Steeped in war and cultural upheaval and wielding a fresh new language, Vuong writes about the most profound subjects – love and loss, conflict, grief, memory and desire – and attends to them all with lines that feel newly-minted, graceful in their cadences, passionate and hungry in their tender, close attention: ‘…the chief of police/facedown in a pool of Coca-Cola./A palm-sized photo of his father soaking/beside his left ear.’ This is an unusual, important book: both gentle and visceral, vulnerable and assured, and its blend of humanity and power make it one of the best first collections of poetry to come out of America in years.

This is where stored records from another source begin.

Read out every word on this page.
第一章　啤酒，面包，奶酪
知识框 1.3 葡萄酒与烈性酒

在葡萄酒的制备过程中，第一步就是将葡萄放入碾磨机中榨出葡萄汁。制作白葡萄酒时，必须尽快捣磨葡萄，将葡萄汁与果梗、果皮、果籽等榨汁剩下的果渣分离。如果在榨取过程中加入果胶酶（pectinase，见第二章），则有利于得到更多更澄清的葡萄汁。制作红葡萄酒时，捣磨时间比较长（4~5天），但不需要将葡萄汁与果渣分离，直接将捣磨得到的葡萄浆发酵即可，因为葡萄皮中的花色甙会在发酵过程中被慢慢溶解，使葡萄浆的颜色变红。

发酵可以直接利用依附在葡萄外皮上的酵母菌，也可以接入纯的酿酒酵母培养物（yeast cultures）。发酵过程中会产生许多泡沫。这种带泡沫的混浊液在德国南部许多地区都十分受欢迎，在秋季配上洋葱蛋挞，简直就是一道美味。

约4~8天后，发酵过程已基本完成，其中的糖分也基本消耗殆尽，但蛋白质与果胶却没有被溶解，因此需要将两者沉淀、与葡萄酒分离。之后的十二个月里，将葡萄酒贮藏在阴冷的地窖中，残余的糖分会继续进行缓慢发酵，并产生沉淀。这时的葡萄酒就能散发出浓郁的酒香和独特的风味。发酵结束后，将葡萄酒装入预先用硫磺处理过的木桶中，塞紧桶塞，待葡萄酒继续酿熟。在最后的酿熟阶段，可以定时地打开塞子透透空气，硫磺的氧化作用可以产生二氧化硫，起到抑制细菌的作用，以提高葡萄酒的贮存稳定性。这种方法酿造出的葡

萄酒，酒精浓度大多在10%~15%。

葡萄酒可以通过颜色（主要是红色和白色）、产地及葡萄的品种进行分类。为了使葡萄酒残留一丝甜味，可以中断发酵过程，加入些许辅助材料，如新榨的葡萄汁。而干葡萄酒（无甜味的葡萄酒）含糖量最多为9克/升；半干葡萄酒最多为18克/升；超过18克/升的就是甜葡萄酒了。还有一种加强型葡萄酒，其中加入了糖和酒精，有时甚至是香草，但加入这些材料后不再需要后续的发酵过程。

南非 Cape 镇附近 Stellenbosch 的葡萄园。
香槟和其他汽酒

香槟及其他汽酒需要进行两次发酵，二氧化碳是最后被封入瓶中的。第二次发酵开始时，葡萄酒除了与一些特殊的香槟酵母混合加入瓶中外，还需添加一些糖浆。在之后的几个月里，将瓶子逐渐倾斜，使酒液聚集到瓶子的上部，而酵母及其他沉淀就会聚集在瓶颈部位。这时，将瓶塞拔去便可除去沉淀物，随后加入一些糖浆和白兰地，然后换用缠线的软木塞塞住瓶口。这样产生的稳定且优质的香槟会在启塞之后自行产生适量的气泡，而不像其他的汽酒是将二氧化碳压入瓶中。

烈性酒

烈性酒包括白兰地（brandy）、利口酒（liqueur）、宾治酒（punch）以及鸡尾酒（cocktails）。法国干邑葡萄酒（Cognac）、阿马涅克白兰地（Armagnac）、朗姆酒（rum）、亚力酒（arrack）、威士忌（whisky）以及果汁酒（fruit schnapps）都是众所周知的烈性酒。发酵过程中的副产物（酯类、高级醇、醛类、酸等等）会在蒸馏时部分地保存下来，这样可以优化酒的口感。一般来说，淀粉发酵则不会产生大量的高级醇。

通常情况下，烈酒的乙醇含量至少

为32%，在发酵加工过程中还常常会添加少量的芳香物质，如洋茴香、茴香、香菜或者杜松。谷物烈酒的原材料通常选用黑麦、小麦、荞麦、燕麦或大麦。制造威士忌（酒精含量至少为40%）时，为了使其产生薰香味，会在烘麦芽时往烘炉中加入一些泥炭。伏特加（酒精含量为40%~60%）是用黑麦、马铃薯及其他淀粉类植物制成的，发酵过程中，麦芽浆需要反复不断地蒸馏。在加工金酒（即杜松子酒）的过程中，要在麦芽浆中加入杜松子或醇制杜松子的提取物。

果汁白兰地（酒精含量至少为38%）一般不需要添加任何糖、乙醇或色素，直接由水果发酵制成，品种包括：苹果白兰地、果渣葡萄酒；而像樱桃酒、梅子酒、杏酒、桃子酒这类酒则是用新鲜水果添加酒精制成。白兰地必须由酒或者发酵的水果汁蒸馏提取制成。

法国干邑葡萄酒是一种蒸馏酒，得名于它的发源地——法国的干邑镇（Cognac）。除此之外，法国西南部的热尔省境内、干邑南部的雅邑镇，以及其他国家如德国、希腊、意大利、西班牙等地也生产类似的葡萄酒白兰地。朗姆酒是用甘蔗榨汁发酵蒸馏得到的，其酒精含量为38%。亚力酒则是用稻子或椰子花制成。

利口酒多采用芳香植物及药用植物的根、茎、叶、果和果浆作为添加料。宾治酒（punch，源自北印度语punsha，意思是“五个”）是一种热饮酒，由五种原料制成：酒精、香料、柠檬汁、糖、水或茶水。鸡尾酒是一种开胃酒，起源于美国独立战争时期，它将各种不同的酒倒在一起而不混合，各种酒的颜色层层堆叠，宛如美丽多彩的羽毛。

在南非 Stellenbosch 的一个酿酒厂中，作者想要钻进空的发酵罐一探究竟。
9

‘These are poems of exquisite beauty, unashamed of romance, and undaunted by looking directly into the horrors of war, the silences of history. One of the most important debut collections for a generation.’ Andrew McMillan
Winner of the 2017 Felix Dennis Prize for Best First Collection
A Guardian / Daily Telegraph Book of the Year
PBS Summer Recommendation
PUBLISHERS WEEKLY
In his impressive debut collection, Vuong, a 2014 Ruth Lilly fellow, writes beauty into and culls from individual, familial, and historical traumas. Vuong exists as both observer and observed throughout the book as he explores deeply personal themes such as poverty, depression, queer sexuality, domestic abuse, and the various forms of violence inflicted on his family during the Vietnam War. Poems float and strike in equal measure as the poet strives to transform pain into clarity. Managing this balance becomes the crux of the collection, as when he writes, "Your father is only your father/ until one of you forgets. Like how the spine/ won't remember its wings/ no matter how many times our knees/ kiss the pavement." There are times when Vuong's intense sincerity edges too far toward sentimentality: "Honeysuckle. Goldenrod. Say autumn./ Say autumn despite the green/ in your eyes." Yet these moments feel difficult to avoid in a book whose speakers risk so much raw emotion: "7:18am. Kevin overdosed last night. His sister left a message. Couldn't listen/ to all of it. That makes three this year." By juxtaposing startling observations with more common images, Vuong forges poems that feel familiar, yet honest and original.